Flatpay is more service-led than self-serve. The vendor describes an in-person meeting, solution selection, and on-site installation for hardware, software, and setup. That is useful for merchants that want help, but it may feel too heavy for buyers who want to order a reader online and configure everything alone.
Yes. Flatpay's online payments product lists Shopify, WooCommerce, Magento, Prestashop, Shopware, Opencart, VirtueMart, Ucommerce, Drupal, Dynamicweb, and Ideal Shop integrations. The vendor also says other webshops can connect using an API key, so the online product is relevant beyond physical terminals and POS.
Yes, for selected accounting systems. Flatpay documents POS accounting integrations with Dinero and e-conomic, with revenue, fees, payouts, and attachments transferred overnight. Buyers using other accounting platforms should verify export options or integration coverage before committing.
Yes. Flatpay says its POS includes inventory management, analytics, sales reporting, and product-level stock updates when items are sold. It can help small stores avoid basic overstocking or understocking, but it should not be treated as a full inventory management platform for complex warehousing.
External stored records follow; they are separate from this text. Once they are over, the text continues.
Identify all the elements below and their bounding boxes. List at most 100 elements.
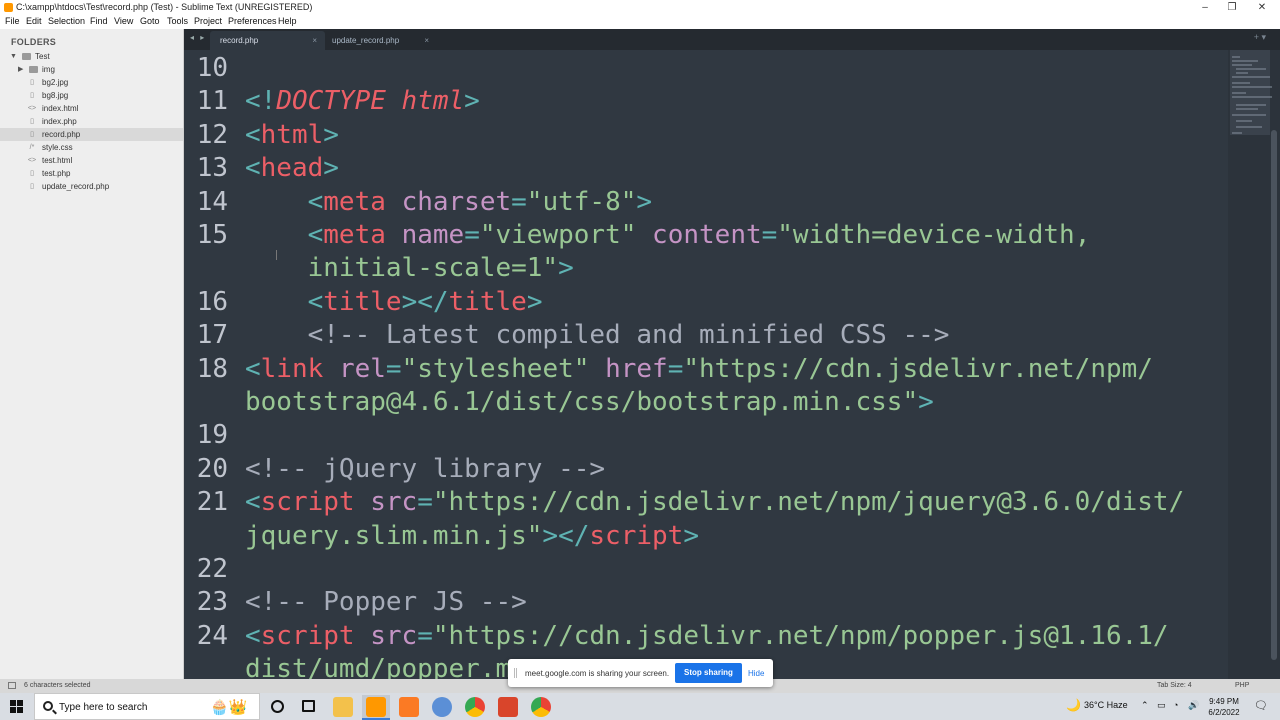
tab-close-icon[interactable]: × — [424, 31, 429, 50]
cortana-icon[interactable] — [271, 700, 284, 713]
close-window-button[interactable]: ✕ — [1242, 0, 1280, 15]
windows-start-icon[interactable] — [10, 700, 23, 713]
search-highlight-icon[interactable]: 🧁👑 — [210, 698, 247, 716]
app-c-icon[interactable] — [498, 697, 518, 717]
tree-file[interactable]: ▯ bg2.jpg — [0, 76, 183, 89]
syntax-status[interactable]: PHP — [1235, 682, 1249, 689]
panel-toggle-icon[interactable] — [8, 682, 16, 689]
line-number: 10 — [196, 53, 228, 83]
tree-file-selected[interactable]: ▯ record.php — [0, 128, 183, 141]
code-line[interactable]: 15 <meta name="viewport" content="width=… — [184, 219, 1228, 252]
hide-banner-button[interactable]: Hide — [748, 669, 764, 678]
clock-time: 9:49 PM — [1209, 697, 1239, 706]
drag-handle-icon[interactable] — [514, 668, 517, 678]
tray-expand-icon[interactable]: ⌃ — [1141, 700, 1149, 711]
code-line[interactable]: 24 <script src="https://cdn.jsdelivr.net/… — [184, 620, 1228, 653]
file-icon: ▯ — [30, 183, 34, 190]
code-line[interactable]: bootstrap@4.6.1/dist/css/bootstrap.min.c… — [184, 386, 1228, 419]
menu-project[interactable]: Project — [194, 16, 222, 26]
code-line[interactable]: jquery.slim.min.js"></script> — [184, 520, 1228, 553]
tree-folder-img[interactable]: ▶ img — [0, 63, 183, 76]
line-number: 22 — [196, 554, 228, 584]
line-number: 19 — [196, 420, 228, 451]
code-text: <meta name="viewport" content="width=dev… — [307, 220, 1091, 250]
taskbar-clock[interactable]: 9:49 PM 6/2/2022 — [1205, 696, 1243, 718]
sublime-text-icon[interactable] — [366, 697, 386, 717]
menu-preferences[interactable]: Preferences — [228, 16, 277, 26]
code-line[interactable]: 20 <!-- jQuery library --> — [184, 453, 1228, 486]
wifi-icon[interactable]: ◔ — [1173, 700, 1178, 710]
menu-find[interactable]: Find — [90, 16, 108, 26]
code-line[interactable]: 22 — [184, 553, 1228, 586]
folders-header: FOLDERS — [11, 37, 57, 47]
code-line[interactable]: 18 <link rel="stylesheet" href="https://c… — [184, 353, 1228, 386]
code-line[interactable]: 23 <!-- Popper JS --> — [184, 586, 1228, 619]
code-text: <!DOCTYPE html> — [245, 86, 480, 117]
code-line[interactable]: 10 — [184, 52, 1228, 85]
code-line[interactable]: 16 <title></title> — [184, 286, 1228, 319]
code-line[interactable]: 17 <!-- Latest compiled and minified CSS… — [184, 319, 1228, 352]
file-icon: ▯ — [30, 170, 34, 177]
menu-file[interactable]: File — [5, 16, 20, 26]
expanded-arrow-icon[interactable]: ▼ — [10, 50, 17, 63]
xampp-icon[interactable] — [399, 697, 419, 717]
menu-help[interactable]: Help — [278, 16, 297, 26]
code-line[interactable]: initial-scale=1"> — [184, 252, 1228, 285]
tree-file[interactable]: <> index.html — [0, 102, 183, 115]
line-number: 14 — [196, 186, 228, 217]
chrome-profile-icon[interactable] — [531, 697, 551, 717]
chrome-icon[interactable] — [465, 697, 485, 717]
tree-label: record.php — [42, 130, 81, 139]
code-text: <head> — [245, 153, 339, 184]
tab-close-icon[interactable]: × — [312, 31, 317, 50]
new-tab-icon[interactable]: + ▾ — [1254, 32, 1266, 43]
search-placeholder: Type here to search — [59, 702, 148, 713]
weather-icon[interactable]: 🌙 — [1066, 698, 1081, 712]
code-line[interactable]: 21 <script src="https://cdn.jsdelivr.net/… — [184, 486, 1228, 519]
file-icon: ▯ — [30, 79, 34, 86]
folder-icon — [29, 66, 38, 73]
tree-label: index.php — [42, 117, 77, 126]
code-line[interactable]: 13 <head> — [184, 152, 1228, 185]
tree-file[interactable]: ▯ test.php — [0, 167, 183, 180]
tree-file[interactable]: ▯ index.php — [0, 115, 183, 128]
code-line[interactable]: 11 <!DOCTYPE html> — [184, 85, 1228, 118]
code-file-icon: <> — [27, 105, 37, 112]
code-text: <html> — [245, 119, 339, 150]
tab-size-status[interactable]: Tab Size: 4 — [1157, 682, 1192, 689]
weather-status[interactable]: 36°C Haze — [1084, 700, 1128, 710]
share-message: meet.google.com is sharing your screen. — [525, 669, 670, 678]
tree-file[interactable]: /* style.css — [0, 141, 183, 154]
code-editor[interactable]: 10 11 <!DOCTYPE html> 12 <html> 13 <head> 14 <m… — [184, 50, 1228, 679]
menu-goto[interactable]: Goto — [140, 16, 160, 26]
battery-icon[interactable]: ▭ — [1157, 700, 1166, 711]
tab-nav-arrows-icon[interactable]: ◂ ▸ — [190, 33, 206, 42]
menu-selection[interactable]: Selection — [48, 16, 85, 26]
tree-file[interactable]: ▯ update_record.php — [0, 180, 183, 193]
tree-label: img — [42, 65, 55, 74]
css-file-icon: /* — [29, 144, 35, 151]
tree-file[interactable]: <> test.html — [0, 154, 183, 167]
tab-record-php[interactable]: record.php × — [210, 31, 325, 50]
vertical-scrollbar[interactable] — [1271, 130, 1277, 660]
menu-view[interactable]: View — [114, 16, 133, 26]
menu-bar: File Edit Selection Find View Goto Tools… — [0, 15, 1280, 29]
menu-edit[interactable]: Edit — [26, 16, 42, 26]
menu-tools[interactable]: Tools — [167, 16, 188, 26]
file-explorer-icon[interactable] — [333, 697, 353, 717]
taskbar-search-box[interactable]: Type here to search 🧁👑 — [34, 693, 260, 720]
task-view-icon[interactable] — [302, 700, 315, 712]
window-title: C:\xampp\htdocs\Test\record.php (Test) -… — [16, 2, 313, 12]
tree-file[interactable]: ▯ bg8.jpg — [0, 89, 183, 102]
code-line[interactable]: 19 — [184, 419, 1228, 452]
tab-update-record-php[interactable]: update_record.php × — [322, 31, 437, 50]
code-line[interactable]: 14 <meta charset="utf-8"> — [184, 186, 1228, 219]
collapsed-arrow-icon[interactable]: ▶ — [18, 63, 23, 76]
network-people-icon[interactable] — [432, 697, 452, 717]
volume-icon[interactable]: 🔊 — [1188, 700, 1199, 711]
tree-folder-test[interactable]: ▼ Test — [0, 50, 183, 63]
code-line[interactable]: 12 <html> — [184, 119, 1228, 152]
notifications-icon[interactable]: 🗨 — [1254, 699, 1268, 712]
tree-label: bg2.jpg — [42, 78, 69, 87]
stop-sharing-button[interactable]: Stop sharing — [675, 663, 742, 683]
Buyers should check the public price list as well as the headline rate. Flatpay publishes a minimum monthly turnover requirement of €1,300 for terminal and POS customers, a €50 fee if the requirement is not met, replacement fees, receipt-roll fees, and accessory costs such as cash drawers and scanners. The rate may still be attractive, but the agreement should be reviewed against actual monthly card volume.
Yes. Flatpay lists daily payouts for the terminal product and says online payments are processed and paid out on weekdays. Merchants that depend on exact settlement timing should confirm local country terms, bank timing, and whether the same payout rhythm applies to every payment method they plan to accept.
Flatpay is more service-led, with a managed terminal, on-site setup, merchant portal, POS options, and published flat-rate positioning. SumUp is usually the simpler self-serve choice for small sellers, pop-ups, and very low-volume merchants that want to buy a reader and start quickly. The better choice depends on turnover, support needs, hardware expectations, and whether the merchant wants a managed POS bundle.
Flatpay is strongest when a merchant wants local installation, terminal support, POS hardware, and a flat-rate merchant-services package. Square and Zettle are usually more familiar self-serve options for small businesses that want a lighter setup and a broader app ecosystem. Buyers should compare total cost, supported countries, hardware ownership, reporting, inventory needs, accounting integrations, and onboarding style.
No. Flatpay Capital should be treated as an optional funding service for Flatpay merchants, not the core payment product. Flatpay describes it as a cash advance with a flat fee, funding in an average of 5 to 8 days, and repayment through a chosen percentage of daily card sales. It is presented by Flatpay Financial Services A/S and powered through a partnership with Liberis.